The Senate Judiciary Committee is quickly moving ahead with a tax-and-regulate marijuana bill, but the plan could face an uncertain future with the Scott administration because it doesn't include the driver impairment measures that the governor says must be part of the bill.
There are 15 co-sponsors on the S.54 legislation, and that list gives a sense of the broad support it has in the 30-seat Vermont Senate.
The bill calls for the creation of a cannabis commission that would oversee the production, taxation and retail sale of marijuana, similar to the way that Vermont currently regulates alcohol.
"When we started this effort a few years ago we would have been the first in New England — now we may be one of the last in New England to tax and regulate the marijuana,” said Bennington Sen. Dick Sears, a lead sponsor of the bill. "You know, it's all around us, and I think it's time to move on."
Sears said he sees the proposal primarily as a consumer protection bill because state regulation will ensure the quality of the product.

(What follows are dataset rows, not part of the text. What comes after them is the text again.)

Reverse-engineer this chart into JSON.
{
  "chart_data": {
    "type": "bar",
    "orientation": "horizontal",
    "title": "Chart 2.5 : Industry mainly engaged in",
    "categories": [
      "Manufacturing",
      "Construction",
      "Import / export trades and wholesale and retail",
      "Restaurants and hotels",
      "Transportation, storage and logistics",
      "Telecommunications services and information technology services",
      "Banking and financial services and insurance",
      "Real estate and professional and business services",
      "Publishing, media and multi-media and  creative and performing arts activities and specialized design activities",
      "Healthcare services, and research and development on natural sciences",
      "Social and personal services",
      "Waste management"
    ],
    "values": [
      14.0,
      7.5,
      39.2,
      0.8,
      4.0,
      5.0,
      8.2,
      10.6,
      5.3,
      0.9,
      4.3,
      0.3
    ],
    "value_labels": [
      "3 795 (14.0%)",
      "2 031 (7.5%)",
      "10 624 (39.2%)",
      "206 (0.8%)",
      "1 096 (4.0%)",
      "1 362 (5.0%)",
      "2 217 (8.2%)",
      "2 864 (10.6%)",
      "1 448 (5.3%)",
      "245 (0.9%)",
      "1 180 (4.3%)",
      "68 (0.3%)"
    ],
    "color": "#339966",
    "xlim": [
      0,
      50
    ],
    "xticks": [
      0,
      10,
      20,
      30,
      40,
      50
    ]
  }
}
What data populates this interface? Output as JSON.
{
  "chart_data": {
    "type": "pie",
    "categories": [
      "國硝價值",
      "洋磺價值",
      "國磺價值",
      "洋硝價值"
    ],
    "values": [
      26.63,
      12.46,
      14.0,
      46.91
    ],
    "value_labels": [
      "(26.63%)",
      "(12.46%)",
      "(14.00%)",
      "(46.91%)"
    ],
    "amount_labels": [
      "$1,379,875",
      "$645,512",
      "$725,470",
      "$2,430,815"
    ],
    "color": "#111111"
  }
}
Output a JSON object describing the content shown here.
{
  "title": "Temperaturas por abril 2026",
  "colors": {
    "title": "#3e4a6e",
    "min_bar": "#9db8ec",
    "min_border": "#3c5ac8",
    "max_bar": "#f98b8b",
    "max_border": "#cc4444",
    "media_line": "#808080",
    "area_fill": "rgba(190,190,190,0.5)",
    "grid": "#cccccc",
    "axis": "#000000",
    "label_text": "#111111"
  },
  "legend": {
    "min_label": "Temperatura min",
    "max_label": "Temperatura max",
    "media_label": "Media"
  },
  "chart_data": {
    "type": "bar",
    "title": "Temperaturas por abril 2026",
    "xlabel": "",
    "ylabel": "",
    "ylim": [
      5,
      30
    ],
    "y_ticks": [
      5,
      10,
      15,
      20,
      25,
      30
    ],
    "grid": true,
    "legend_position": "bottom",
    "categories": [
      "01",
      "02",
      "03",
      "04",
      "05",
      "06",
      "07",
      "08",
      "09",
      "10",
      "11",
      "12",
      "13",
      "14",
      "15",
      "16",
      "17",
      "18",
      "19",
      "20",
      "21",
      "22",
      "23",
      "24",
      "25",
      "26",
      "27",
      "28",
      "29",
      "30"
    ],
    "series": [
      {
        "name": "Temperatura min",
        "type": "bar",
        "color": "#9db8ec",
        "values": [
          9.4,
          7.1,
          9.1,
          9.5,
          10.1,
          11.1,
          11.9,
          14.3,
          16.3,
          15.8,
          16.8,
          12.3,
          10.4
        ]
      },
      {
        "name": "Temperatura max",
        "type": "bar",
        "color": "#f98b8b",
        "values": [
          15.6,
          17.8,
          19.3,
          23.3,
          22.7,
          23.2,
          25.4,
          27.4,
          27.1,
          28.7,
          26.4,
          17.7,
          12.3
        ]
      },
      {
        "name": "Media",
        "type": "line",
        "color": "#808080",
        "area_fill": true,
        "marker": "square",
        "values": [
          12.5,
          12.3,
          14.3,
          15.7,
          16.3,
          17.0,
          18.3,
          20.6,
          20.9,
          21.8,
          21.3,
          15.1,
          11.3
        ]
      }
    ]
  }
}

"We know that many Vermonters — now that it's a legal product, has been for over a year — that they're going and they're buying it on the black market and so forth," said Sears. "And we'd prefer to have Vermonters buying it in Vermont, a regulated drug."
But, the Senate bill doesn't address one of Gov. Phil Scott's major concerns: driver impairment. He thinks the tax-and-regulate effort should wait until there's been a full evaluation of how other states are dealing with this issue.
"Others are going through this in real time, and we should learn from them,” Scott has said. “And that's what my concern is — if we're going to do this, let's go into this with our eyes wide open, make sure that we're doing it for the right reasons, and do it in a thoughtful manner so that we don't put anybody at risk."
Sears said the bill before the Senate doesn't address driver impairment concerns because he considers that to be a different issue from tax and regulate.
Sears said the state already has strong driver impairment laws in place and he'd be willing to look at a variety of ways to make them stronger. But he said the problem with most marijuana tests is that they measure the presence of marijuana even if it was consumed weeks before.
"But that doesn't mean that we should entertain a test that doesn't tell us anything, [that] only tells us that somebody has marijuana in their system or some other drug in their system,” said Sears. “It doesn't tell us anything about impairment."
Sears said the Senate Judiciary Committee will spend several days this week reviewing the legislation. He’s hoping that the full Senate will take final action on the bill and send it over to the House by Town Meeting Day in early March.